Impuls zur Diskussion im Gmundner Philosophencafé am 28. März 2009 zum Thema

Ist Toleranz gefährlich?“


In England bin ich auf einen interessanten Aspekt zum Thema gestossen: Eine von mehreren Übersetzungen von Toleranz ist "indulgence" - dieses Wort wird aber meistens nicht für Toleranz gegenüber anderen verwendet, sondern für Toleranz zu sich selbst, und zwar mit negativer Konnotation - meistens zur euphemistischen Bezeichnung von Lastern verschiedener Art. Hier haben wir also schon eine Gefahr der Toleranz, nämlich der zu sich selber: Wenn man zu tolerant zu sich selbst ist, dann übernimmt der "innere Schweinehund" das Kommando.

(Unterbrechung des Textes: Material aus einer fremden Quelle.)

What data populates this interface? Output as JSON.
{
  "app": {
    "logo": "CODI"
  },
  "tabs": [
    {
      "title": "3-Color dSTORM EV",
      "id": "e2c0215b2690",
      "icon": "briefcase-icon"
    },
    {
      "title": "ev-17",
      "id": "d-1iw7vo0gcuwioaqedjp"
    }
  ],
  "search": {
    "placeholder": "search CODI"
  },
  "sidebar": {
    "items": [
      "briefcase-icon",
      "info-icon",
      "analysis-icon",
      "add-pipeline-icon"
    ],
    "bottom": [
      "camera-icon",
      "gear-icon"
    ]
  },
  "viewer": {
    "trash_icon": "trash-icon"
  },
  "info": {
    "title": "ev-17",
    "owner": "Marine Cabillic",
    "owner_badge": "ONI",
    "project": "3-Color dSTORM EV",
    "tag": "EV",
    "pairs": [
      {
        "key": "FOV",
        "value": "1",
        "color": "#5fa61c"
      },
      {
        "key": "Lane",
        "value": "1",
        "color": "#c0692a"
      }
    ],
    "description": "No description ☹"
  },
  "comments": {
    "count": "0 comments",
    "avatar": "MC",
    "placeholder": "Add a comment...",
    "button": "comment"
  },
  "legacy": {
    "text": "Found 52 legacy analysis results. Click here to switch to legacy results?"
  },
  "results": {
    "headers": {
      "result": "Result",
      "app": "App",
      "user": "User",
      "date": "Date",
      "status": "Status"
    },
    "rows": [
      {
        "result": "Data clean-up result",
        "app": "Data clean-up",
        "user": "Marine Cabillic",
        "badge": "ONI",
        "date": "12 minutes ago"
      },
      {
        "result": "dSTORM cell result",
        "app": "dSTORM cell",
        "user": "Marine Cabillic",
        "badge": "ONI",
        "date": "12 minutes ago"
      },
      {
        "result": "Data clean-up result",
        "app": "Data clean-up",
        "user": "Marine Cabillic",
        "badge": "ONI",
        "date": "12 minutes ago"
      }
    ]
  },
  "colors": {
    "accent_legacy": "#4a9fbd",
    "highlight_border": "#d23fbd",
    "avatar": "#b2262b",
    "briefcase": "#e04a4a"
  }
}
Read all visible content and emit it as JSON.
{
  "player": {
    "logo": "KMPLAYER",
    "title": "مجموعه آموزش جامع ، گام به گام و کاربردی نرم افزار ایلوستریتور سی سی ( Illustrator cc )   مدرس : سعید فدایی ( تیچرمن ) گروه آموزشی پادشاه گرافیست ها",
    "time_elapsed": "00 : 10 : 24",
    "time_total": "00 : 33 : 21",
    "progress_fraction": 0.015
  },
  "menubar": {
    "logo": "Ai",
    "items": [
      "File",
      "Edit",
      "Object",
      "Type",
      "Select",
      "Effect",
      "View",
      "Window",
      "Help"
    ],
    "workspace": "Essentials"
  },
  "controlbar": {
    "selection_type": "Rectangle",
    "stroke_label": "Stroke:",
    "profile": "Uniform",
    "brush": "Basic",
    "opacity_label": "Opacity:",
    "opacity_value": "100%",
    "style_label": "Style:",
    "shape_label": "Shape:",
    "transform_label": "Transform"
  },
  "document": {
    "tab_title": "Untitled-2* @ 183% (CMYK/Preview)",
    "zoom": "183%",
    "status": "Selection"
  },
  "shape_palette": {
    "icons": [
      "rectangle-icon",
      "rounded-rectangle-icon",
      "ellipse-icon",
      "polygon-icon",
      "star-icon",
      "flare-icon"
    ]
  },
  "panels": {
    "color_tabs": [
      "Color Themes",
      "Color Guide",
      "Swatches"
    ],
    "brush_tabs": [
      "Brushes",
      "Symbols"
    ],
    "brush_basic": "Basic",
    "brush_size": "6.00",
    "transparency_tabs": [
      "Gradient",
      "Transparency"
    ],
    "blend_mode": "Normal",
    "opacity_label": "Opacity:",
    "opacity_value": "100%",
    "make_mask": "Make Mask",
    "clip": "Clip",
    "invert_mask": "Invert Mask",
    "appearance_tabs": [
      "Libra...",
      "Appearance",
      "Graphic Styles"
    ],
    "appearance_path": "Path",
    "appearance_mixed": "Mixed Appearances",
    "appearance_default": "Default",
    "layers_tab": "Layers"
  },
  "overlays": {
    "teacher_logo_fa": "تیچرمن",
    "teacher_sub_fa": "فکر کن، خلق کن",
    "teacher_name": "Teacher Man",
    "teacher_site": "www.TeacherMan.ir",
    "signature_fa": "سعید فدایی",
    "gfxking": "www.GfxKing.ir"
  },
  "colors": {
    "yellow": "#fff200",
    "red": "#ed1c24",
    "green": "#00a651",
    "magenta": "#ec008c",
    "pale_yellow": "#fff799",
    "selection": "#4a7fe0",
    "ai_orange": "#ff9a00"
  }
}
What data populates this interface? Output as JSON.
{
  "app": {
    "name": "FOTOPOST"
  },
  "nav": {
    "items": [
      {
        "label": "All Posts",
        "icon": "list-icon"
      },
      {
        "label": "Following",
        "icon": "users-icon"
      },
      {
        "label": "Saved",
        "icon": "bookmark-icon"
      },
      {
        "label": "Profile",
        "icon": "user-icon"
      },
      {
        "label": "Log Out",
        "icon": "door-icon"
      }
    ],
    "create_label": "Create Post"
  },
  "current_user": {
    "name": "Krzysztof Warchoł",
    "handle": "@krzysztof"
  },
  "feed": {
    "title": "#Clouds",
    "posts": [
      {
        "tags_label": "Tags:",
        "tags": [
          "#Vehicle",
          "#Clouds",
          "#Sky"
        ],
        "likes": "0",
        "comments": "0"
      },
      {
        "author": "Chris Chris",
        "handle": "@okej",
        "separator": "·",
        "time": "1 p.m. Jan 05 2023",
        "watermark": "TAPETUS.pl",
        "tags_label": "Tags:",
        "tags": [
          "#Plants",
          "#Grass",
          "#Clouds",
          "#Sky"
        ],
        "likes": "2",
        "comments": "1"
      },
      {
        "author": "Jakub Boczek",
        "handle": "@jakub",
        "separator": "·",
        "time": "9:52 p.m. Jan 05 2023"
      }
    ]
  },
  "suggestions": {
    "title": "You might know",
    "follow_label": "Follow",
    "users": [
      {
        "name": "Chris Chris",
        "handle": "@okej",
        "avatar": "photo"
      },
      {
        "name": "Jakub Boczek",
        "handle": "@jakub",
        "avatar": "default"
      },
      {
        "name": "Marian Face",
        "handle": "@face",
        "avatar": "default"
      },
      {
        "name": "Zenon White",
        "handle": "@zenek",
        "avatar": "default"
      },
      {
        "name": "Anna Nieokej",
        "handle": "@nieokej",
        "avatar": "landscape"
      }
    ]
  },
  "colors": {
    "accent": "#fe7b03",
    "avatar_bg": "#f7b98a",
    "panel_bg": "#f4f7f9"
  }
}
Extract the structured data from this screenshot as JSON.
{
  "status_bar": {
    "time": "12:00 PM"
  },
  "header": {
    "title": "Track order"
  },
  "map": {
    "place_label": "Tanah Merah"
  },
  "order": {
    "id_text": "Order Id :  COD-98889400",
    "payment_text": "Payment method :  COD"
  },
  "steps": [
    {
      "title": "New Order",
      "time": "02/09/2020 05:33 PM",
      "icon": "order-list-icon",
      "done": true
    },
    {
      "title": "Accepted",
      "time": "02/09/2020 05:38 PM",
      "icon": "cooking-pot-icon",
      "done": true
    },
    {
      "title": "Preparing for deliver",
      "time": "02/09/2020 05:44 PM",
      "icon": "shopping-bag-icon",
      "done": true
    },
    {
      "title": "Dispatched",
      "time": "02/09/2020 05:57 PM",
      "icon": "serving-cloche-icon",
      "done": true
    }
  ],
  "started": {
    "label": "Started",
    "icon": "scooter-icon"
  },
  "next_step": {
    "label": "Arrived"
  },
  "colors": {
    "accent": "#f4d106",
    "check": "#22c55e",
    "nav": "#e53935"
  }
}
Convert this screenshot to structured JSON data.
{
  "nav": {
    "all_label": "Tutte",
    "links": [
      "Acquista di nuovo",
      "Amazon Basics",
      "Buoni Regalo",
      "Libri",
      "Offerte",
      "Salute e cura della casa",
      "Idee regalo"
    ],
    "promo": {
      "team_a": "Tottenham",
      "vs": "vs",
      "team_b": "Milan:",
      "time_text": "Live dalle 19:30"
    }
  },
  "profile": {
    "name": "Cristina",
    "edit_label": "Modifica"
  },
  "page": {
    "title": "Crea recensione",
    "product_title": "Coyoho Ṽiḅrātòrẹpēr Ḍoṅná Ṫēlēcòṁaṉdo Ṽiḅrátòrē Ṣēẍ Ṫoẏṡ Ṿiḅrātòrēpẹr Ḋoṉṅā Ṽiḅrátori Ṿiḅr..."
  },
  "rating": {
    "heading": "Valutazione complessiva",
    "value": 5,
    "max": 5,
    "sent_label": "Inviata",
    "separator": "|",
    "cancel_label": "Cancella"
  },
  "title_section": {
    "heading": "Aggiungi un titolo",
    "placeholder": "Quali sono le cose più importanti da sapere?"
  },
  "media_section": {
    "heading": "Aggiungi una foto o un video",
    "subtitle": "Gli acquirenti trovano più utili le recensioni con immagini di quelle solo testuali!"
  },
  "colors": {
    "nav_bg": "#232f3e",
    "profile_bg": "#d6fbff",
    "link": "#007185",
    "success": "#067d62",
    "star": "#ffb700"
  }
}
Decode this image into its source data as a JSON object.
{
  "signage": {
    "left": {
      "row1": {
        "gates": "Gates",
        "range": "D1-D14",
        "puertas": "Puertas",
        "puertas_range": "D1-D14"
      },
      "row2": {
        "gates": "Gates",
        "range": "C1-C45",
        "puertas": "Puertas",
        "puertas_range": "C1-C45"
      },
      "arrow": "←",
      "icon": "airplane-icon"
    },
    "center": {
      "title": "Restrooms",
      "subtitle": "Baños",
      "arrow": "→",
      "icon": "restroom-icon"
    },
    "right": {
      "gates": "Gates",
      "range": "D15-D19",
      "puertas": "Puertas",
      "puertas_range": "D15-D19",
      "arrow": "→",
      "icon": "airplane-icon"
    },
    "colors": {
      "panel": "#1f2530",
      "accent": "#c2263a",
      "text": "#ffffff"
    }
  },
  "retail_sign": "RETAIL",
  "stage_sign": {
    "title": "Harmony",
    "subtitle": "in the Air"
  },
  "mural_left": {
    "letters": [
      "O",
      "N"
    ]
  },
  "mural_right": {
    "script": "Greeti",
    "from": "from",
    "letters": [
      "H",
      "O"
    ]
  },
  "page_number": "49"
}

Damit habe ich mit einem Aspekt begonnen, der einem wohl nicht als erstes zum Thema einfällt. Bei der Wahl dieses Themas wurde wohl eher in Richtung "Gutmenschen" gedacht, die zu allem und jedem tolerant sind (oder zumindest so tun), und dabei Terroristen, Kriminellen und oeSchmarotzern Tür und Tor öffnen.
Nun aber etwas weniger polemisch und ironisch: In direkten menschlichen Beziehungen spielt Toleranz eine wesentliche Rolle. Die zwei Ursachen dafür sind erstens die unterschiedlichen Wünsche und Bedürfnisse, und zweitens, nachdem ein Ausgleich dieser theoretisch vereinbart wurde, die Tatsache, dass wir alle Fehler machen und das Fleisch meistens schwächer ist als der Geist (siehe den oben erwähnten Schweinehund). Wir müssen mit Fehlern und Unzulänglichkeiten leben, zumal wir diese selber in nicht grosser Anzahl haben bzw. produzieren. Aber wo ist die Grenze zu ziehen, m. a. W., wie viel soll man sich gefallen lassen? - Das könnte ein zentraler Punkt bei der Diskussion sein.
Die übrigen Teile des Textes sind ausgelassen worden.